Courtisé par Antoine Doinel (Jean-Pierre Léaud) dans Baisers volés, son personnage sage et naïf change et évolue au fur et à mesure que les épisodes passent vers plus de gravité et d'amertume : épouse douce et amère dans Domicile conjugal (1970) et ex-femme indépendante et déterminée dans L'Amour en fuite (1979).

En 1971 pour Une belle fille comme moi, Truffaut propose à son co-scénariste Jean-Loup Dabadie de confier à Claude Jade le rôle de Camille Bliss. Mais le scénariste la trouve trop jeune et c'est finalement Bernadette Lafont, de dix ans son aînée, qui est choisie. Hormis le « cycle Doinel », elle ne tourne pas d'autre film avec Truffaut et dira : « Je crois qu'au fond, il n'avait pas envie de me sortir du tiroir Doinel… ».

En 1968, Alfred Hitchcock s'apprête à tourner une superproduction américaine, dont une partie de la distribution doit être française.

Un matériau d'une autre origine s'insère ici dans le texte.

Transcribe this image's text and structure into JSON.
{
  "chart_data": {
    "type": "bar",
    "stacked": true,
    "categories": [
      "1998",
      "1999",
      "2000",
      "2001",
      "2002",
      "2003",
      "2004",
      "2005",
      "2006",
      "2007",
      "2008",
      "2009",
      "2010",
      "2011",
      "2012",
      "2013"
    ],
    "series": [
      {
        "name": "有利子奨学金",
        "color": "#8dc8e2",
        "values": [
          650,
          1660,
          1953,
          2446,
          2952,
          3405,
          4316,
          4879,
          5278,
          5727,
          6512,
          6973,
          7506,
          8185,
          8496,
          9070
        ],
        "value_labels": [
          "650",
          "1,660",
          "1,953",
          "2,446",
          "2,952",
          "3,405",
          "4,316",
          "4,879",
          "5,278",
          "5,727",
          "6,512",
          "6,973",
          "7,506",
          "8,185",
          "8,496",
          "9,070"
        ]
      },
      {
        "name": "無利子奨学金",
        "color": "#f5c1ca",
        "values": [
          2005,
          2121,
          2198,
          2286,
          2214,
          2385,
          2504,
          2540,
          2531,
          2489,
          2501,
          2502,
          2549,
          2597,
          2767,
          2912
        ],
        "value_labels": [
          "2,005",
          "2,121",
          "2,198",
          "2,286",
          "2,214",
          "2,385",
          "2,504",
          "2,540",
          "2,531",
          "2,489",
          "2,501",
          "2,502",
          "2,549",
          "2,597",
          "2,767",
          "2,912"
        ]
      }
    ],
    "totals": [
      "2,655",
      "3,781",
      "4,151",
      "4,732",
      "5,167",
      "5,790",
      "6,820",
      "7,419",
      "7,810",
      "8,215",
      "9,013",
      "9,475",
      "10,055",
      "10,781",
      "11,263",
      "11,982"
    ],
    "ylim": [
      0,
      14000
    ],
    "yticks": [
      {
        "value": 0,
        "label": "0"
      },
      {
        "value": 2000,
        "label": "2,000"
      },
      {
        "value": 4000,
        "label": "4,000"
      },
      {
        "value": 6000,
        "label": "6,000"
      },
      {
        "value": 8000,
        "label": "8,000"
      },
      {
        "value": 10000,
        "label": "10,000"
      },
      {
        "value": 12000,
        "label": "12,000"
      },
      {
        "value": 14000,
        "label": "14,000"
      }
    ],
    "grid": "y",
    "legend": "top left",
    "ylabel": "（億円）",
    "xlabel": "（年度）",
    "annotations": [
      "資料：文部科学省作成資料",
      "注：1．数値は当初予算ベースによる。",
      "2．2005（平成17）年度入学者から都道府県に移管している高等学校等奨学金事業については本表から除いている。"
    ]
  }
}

Claude Jade raconte que François Truffaut, qui trouve que « Claude Jade pourrait être la fille clandestine de Grace Kelly » tant la ressemblance est grande, l'a mise en rapport avec lui : « Mes parents étant anglicistes, je n'avais aucun problème pour m'exprimer en anglais. » Hitchcock demande à la rencontrer à Paris : « Il trouva que j'avais l'accent britannique […] Il était fidèle à un certain type de femme, et ça a aussi joué en ma faveur ».

Deux jours plus tard, elle est engagée officiellement et le 8 octobre 1968, Claude Jade commence le tournage de L'Étau (titre anglais : Topaz), dans lequel elle incarne Michèle Picard, fille d'un agent secret (Frederick Stafford). Les autres acteurs français engagés dans ce film sont Dany Robin, Michel Subor, Michel Piccoli et Philippe Noiret.